Educators at Raleigh NPE conference condemn HB2
Live From Raleigh, North Carolina: NPE’s 3rd Annual National Conference Complete interactive schedule http://bit.ly/20LAehc
RALEIGH
The controversy over the passage of House Bill 2 spread to a public education conference Saturday, where event organizers and speakers called the new law hateful and said it discriminates against the gay community.
About 500 activists from around the country are attending the Network for Public Education’s (NPE) National Conference this weekend at the Raleigh Convention Center. Some groups have canceled events in North Carolina to protest HB2, but NPE printed labels for attendees to hand out saying they won’t return to the state until the law is repealed.
“It’s very late in the day to be making a decision about canceling because all of you would have lost money that you put down for plane fare,” said NPE President Diane Ravitch, an author and education historian. “We thought, you know it takes more courage to be there and to fight against them than to stay home.”

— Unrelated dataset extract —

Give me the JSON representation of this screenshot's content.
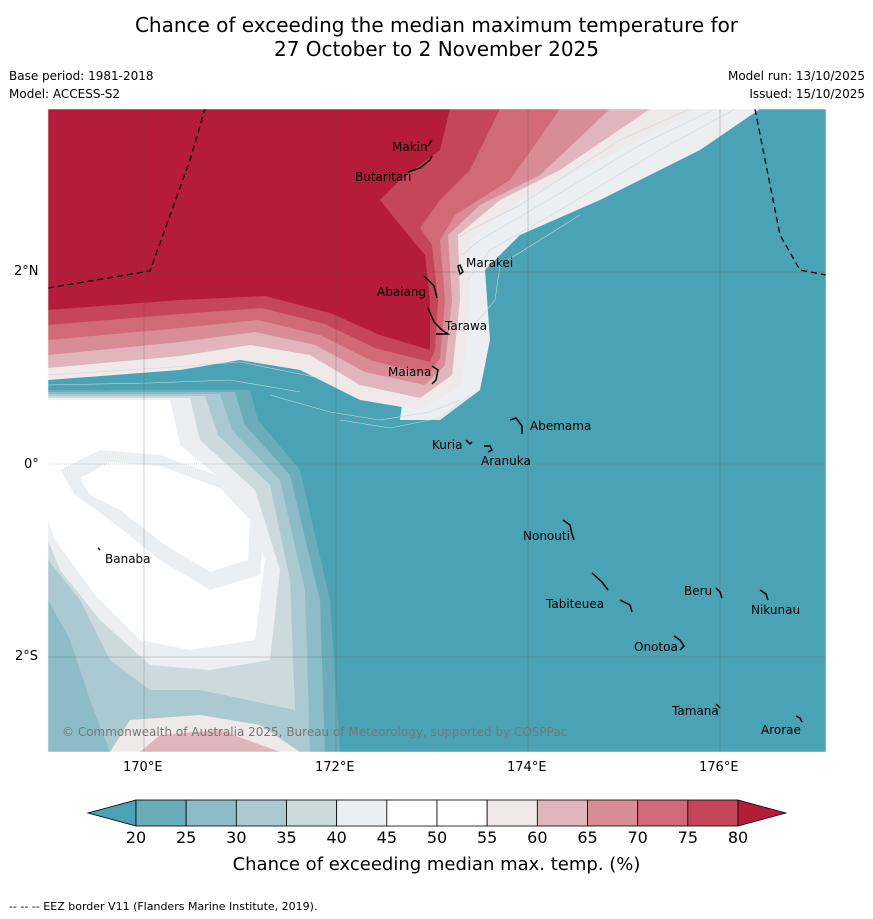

Under HB2, people can use only restrooms and locker room facilities at schools and public agencies that match the gender on their birth certificate. Some schools have been allowing transgender students to use multi-occupancy restrooms and locker rooms of the gender they identify with as opposed to the one on their birth certificate.
“Clearly the majority of North Carolinians support making sure that guys are in the guys’ locker room and girls are in the girls’ locker room and they don’t have to worry about some voyeur thinking they have an opportunity to exploit something in the law,” said state Rep. Nelson Dollar, a Cary Republican who voted for the law.

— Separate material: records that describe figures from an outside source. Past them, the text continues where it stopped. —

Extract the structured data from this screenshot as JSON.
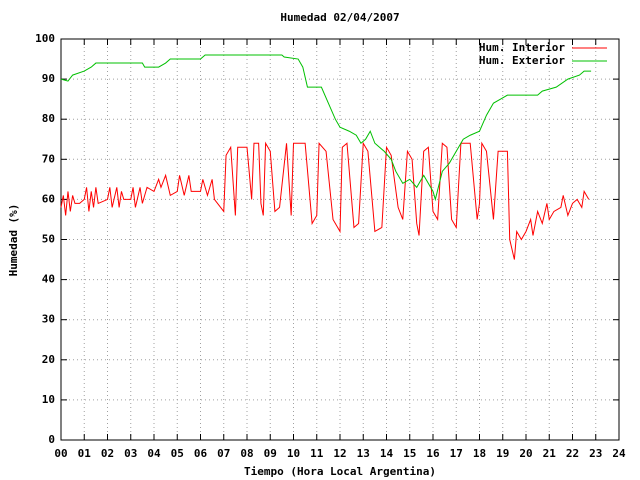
{
  "chart_data": {
    "type": "line",
    "title": "Humedad 02/04/2007",
    "xlabel": "Tiempo (Hora Local Argentina)",
    "ylabel": "Humedad (%)",
    "xlim": [
      0,
      24
    ],
    "ylim": [
      0,
      100
    ],
    "xticks": [
      {
        "value": 0,
        "label": "00"
      },
      {
        "value": 1,
        "label": "01"
      },
      {
        "value": 2,
        "label": "02"
      },
      {
        "value": 3,
        "label": "03"
      },
      {
        "value": 4,
        "label": "04"
      },
      {
        "value": 5,
        "label": "05"
      },
      {
        "value": 6,
        "label": "06"
      },
      {
        "value": 7,
        "label": "07"
      },
      {
        "value": 8,
        "label": "08"
      },
      {
        "value": 9,
        "label": "09"
      },
      10,
      11,
      12,
      13,
      14,
      15,
      16,
      17,
      18,
      19,
      20,
      21,
      22,
      23,
      24
    ],
    "yticks": [
      0,
      10,
      20,
      30,
      40,
      50,
      60,
      70,
      80,
      90,
      100
    ],
    "grid": true,
    "legend": "top-right",
    "series": [
      {
        "name": "Hum. Interior",
        "color": "#ff0000",
        "x": [
          0,
          0.1,
          0.2,
          0.3,
          0.4,
          0.5,
          0.6,
          0.8,
          1.0,
          1.1,
          1.2,
          1.3,
          1.4,
          1.5,
          1.6,
          2.0,
          2.1,
          2.2,
          2.4,
          2.5,
          2.6,
          2.7,
          3.0,
          3.1,
          3.2,
          3.4,
          3.5,
          3.7,
          4.0,
          4.2,
          4.3,
          4.5,
          4.7,
          5.0,
          5.1,
          5.3,
          5.5,
          5.6,
          6.0,
          6.1,
          6.3,
          6.5,
          6.6,
          7.0,
          7.1,
          7.3,
          7.5,
          7.6,
          8.0,
          8.2,
          8.3,
          8.5,
          8.6,
          8.7,
          8.8,
          9.0,
          9.2,
          9.4,
          9.7,
          9.9,
          10.0,
          10.5,
          10.8,
          11.0,
          11.1,
          11.4,
          11.7,
          12.0,
          12.1,
          12.3,
          12.6,
          12.8,
          13.0,
          13.2,
          13.5,
          13.8,
          14.0,
          14.2,
          14.5,
          14.7,
          14.9,
          15.1,
          15.3,
          15.4,
          15.6,
          15.8,
          16.0,
          16.2,
          16.4,
          16.6,
          16.8,
          17.0,
          17.2,
          17.6,
          17.9,
          18.0,
          18.1,
          18.3,
          18.6,
          18.8,
          19.2,
          19.3,
          19.5,
          19.6,
          19.8,
          20.0,
          20.2,
          20.3,
          20.5,
          20.7,
          20.9,
          21.0,
          21.2,
          21.5,
          21.6,
          21.8,
          22.0,
          22.2,
          22.4,
          22.5,
          22.7
        ],
        "values": [
          58,
          61,
          56,
          62,
          57,
          61,
          59,
          59,
          60,
          63,
          57,
          62,
          58,
          63,
          59,
          60,
          63,
          58,
          63,
          58,
          62,
          60,
          60,
          63,
          58,
          63,
          59,
          63,
          62,
          65,
          63,
          66,
          61,
          62,
          66,
          61,
          66,
          62,
          62,
          65,
          61,
          65,
          60,
          57,
          71,
          73,
          56,
          73,
          73,
          60,
          74,
          74,
          59,
          56,
          74,
          72,
          57,
          58,
          74,
          56,
          74,
          74,
          54,
          56,
          74,
          72,
          55,
          52,
          73,
          74,
          53,
          54,
          74,
          72,
          52,
          53,
          73,
          71,
          58,
          55,
          72,
          70,
          54,
          51,
          72,
          73,
          57,
          55,
          74,
          73,
          55,
          53,
          74,
          74,
          55,
          59,
          74,
          72,
          55,
          72,
          72,
          50,
          45,
          52,
          50,
          52,
          55,
          51,
          57,
          54,
          59,
          55,
          57,
          58,
          61,
          56,
          59,
          60,
          58,
          62,
          60
        ]
      },
      {
        "name": "Hum. Exterior",
        "color": "#00c000",
        "x": [
          0,
          0.3,
          0.5,
          1.0,
          1.3,
          1.5,
          3.5,
          3.6,
          4.2,
          4.5,
          4.7,
          6.0,
          6.2,
          9.5,
          9.6,
          10.2,
          10.4,
          10.6,
          11.2,
          11.5,
          11.8,
          12.0,
          12.4,
          12.7,
          12.9,
          13.1,
          13.3,
          13.5,
          13.9,
          14.2,
          14.4,
          14.7,
          15.0,
          15.3,
          15.6,
          16.0,
          16.1,
          16.4,
          16.7,
          17.0,
          17.3,
          17.6,
          18.0,
          18.3,
          18.6,
          18.9,
          19.2,
          19.5,
          20.5,
          20.7,
          21.3,
          21.8,
          22.3,
          22.5,
          22.8
        ],
        "values": [
          90,
          89.5,
          91,
          92,
          93,
          94,
          94,
          93,
          93,
          94,
          95,
          95,
          96,
          96,
          95.5,
          95,
          93,
          88,
          88,
          84,
          80,
          78,
          77,
          76,
          74,
          75,
          77,
          74,
          72,
          70,
          67,
          64,
          65,
          63,
          66,
          62,
          60,
          67,
          69,
          72,
          75,
          76,
          77,
          81,
          84,
          85,
          86,
          86,
          86,
          87,
          88,
          90,
          91,
          92,
          92
        ]
      }
    ]
  }
}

HB2 also makes it illegal for cities to expand upon state laws regulating workplace discrimination, minimum wage standards and other issues. In some cases it eliminated protections that cities had set for lesbian, gay, bisexual and transgender people.
The law also took away the ability for people to sue in state court over job discrimination.
Amid the backlash of event cancellations and businesses withdrawing expansion plans, Gov. Pat McCrory announced an executive order last week expanding some anti-discrimination provisions. But he is not touching the bathroom language in the law.
The Rev. William Barber, president of the state NAACP, called HB2 anti-children, anti-family and anti-women during his keynote speech at the conference.
“It’s a hate bill, sure,” Barber said. “But it’s a trick. It’s nothing but the politics of Jesse Helms resurrected.”
Barber’s arrival was delayed because he was removed Friday night from a Raleigh-bound flight at Reagan National Airport in Washington, D.C. Airline officials, while not naming Barber, described the incident as a case of a “disruptive passenger.”
The impact of HB2 was also discussed during a panel on how to support transgender students. Two transgender high school students who were born female but identify as male said they’re more fearful of their safety now that the law has been passed.
Kyle Barnes, 18, a senior at the N.C. School of Science and Mathematics in Durham, said he’s been shoved in men’s restrooms and gotten looks of disapproval in women’s restrooms.
“Very recently I have had a large influx of really, really, really negative attention about who I am as a person and that definitely has a really large emotional toll,” Barnes said.
Jasper Christie, 16, a sophomore at the J.D. Clement Early High School College in Durham, said he always feels vulnerable in public bathrooms. He said he needs to have a “bathroom buddy” for his safety.
“I basically just can’t go to the bathroom alone anymore, and I have to be careful of other students who are a threat to me,” Christie said.